Alla fine dello scorso gennaio, la Resistenza islamica irachena aveva rivendicato un attacco con droni che aveva colpito una base Usa al confine tra la Siria e la Giordania e che era costato la vita a tre militari statunitensi. In risposta, Washington aveva lanciato nei giorni successivi un raid aereo colpendo oltre 85 obiettivi dei pasdaran iraniani e delle milizie affiliate in Iraq e in Siria. Gli attacchi della Resistenza islamica in Iraq contro gli obiettivi statunitensi sul territorio sono poi cessati. Le milizie sotto l’ombrello dell’Iran avevano annunciato la fine delle loro operazioni a febbraio, spiegando di non voler “mettere in imbarazzo il governo” iracheno e iniziando così una fase difensiva “temporaneamente passiva”, in attesa che l’esecutivo di Baghdad concordasse il ritiro definitivo delle truppe Usa.
Lo Stato islamico, dopo aver preso il controllo di vaste aree in Iraq e Siria nel 2014, ha subito nel corso dei successivi anni ingenti sconfitte, fino alla perdita nel 2017 di tutte le più importanti aree conquistate nei due paesi.
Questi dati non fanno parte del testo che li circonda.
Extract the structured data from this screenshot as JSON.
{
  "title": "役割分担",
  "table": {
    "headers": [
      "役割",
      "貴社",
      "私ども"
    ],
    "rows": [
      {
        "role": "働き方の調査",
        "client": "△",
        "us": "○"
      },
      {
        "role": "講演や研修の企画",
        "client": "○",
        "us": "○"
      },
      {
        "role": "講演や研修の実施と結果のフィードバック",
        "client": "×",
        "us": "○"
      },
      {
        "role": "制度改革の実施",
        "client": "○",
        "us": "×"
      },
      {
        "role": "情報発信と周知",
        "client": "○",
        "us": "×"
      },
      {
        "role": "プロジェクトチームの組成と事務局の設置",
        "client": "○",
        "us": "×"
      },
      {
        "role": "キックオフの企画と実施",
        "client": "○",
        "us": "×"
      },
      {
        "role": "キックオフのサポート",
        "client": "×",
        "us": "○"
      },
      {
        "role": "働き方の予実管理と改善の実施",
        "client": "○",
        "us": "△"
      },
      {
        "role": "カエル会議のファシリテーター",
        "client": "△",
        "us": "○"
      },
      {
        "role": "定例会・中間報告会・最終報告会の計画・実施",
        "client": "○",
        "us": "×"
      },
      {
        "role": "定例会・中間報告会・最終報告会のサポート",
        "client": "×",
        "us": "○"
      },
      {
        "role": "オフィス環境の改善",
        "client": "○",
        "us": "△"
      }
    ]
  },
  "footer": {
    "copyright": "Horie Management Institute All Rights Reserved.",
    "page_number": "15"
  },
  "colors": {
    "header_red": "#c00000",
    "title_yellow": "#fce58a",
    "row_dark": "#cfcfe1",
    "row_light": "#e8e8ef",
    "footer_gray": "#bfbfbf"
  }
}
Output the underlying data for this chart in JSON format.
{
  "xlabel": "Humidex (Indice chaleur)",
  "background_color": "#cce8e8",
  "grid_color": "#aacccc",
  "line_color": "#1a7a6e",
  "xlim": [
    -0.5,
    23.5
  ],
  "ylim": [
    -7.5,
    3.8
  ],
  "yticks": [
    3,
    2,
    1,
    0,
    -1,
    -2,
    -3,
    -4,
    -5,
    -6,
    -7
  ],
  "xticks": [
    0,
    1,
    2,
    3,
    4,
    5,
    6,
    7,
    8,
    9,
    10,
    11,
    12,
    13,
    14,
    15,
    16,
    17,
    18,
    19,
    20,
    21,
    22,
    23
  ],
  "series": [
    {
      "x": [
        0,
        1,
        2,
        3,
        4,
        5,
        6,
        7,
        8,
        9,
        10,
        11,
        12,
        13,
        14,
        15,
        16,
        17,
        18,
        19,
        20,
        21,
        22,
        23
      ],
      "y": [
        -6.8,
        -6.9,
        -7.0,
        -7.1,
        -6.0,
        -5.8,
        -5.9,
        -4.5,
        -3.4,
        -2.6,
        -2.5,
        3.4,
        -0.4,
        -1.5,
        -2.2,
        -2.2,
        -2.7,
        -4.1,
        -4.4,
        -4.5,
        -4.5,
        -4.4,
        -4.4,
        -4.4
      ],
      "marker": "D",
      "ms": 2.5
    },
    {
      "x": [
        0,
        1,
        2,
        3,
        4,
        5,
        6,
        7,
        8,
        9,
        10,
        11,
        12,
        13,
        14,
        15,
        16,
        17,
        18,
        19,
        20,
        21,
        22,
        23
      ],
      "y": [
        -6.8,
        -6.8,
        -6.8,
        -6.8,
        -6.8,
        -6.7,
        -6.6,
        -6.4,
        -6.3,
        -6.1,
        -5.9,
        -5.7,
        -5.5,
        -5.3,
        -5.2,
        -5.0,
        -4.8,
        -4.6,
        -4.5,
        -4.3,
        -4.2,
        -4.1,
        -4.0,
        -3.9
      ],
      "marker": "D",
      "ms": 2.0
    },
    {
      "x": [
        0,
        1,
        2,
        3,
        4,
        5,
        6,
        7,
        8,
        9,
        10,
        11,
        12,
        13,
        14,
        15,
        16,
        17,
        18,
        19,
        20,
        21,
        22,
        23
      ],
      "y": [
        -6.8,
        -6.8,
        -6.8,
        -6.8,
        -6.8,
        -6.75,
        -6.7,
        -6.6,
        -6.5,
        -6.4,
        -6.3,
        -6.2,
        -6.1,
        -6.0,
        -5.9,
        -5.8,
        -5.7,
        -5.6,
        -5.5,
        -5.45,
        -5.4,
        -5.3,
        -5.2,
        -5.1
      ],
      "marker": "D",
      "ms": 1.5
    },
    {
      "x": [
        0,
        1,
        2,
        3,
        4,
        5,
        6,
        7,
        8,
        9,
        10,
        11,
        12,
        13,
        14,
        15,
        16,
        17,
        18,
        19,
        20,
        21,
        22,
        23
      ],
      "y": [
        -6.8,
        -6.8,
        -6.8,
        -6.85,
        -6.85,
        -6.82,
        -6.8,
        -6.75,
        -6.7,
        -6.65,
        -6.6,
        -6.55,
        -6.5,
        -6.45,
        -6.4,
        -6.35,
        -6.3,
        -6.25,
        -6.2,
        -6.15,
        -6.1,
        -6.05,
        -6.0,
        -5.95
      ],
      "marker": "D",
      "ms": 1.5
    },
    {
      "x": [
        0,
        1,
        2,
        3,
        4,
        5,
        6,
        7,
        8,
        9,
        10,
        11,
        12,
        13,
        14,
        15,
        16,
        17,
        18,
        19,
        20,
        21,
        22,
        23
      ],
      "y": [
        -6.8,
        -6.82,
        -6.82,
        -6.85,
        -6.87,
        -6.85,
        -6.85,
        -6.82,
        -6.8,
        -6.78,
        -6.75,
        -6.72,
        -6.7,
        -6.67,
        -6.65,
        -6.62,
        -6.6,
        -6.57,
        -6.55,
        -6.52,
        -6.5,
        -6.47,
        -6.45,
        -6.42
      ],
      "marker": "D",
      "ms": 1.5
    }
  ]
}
Sebbene le capacità militari dell’Is siano state ridotte, secondo un rapporto pubblicato dalle Nazioni Unite l’organizzazione terroristica continua a rappresentare una minaccia, operando a bassa intensità sia in Iraq che in Siria. Ad oggi le attività dell’Is sono meno frequenti nei centri urbani e sono limitate prevalentemente alle zone rurali, in cui sono ancora basate piccole cellule, anche “dormienti”.
Stando a quanto reso noto la scorsa settimana dal Comando centrale degli Stati Uniti (Centcom), nei primi sei mesi del 2024 lo Stato islamico ha rivendicato 153 attacchi in Iraq e Siria. Secondo il Centcom, l’andamento testimonia che i miliziani del califfato “stanno tentando di ricostituirsi dopo anni di ridotta capacità”. Nell’ambito del contrasto allo Stato islamico, il Centcom, insieme ai partner e alle forze di sicurezza irachene e quelle democratiche siriane, ha condotto nella prima metà dell’anno 196 missioni che hanno provocato la morte di 44 miliziani e hanno portato all’arresto di 166 terroristi. In Iraq, in 137 operazioni congiunte sono stati uccisi 30 miliziani dell’Is e 74 sono stati arrestati. In Siria, 59 operazioni condotte insieme alle Fds e ad altri partner hanno provocato la morte di 14 combattenti dell’Is e all’arresto di 92.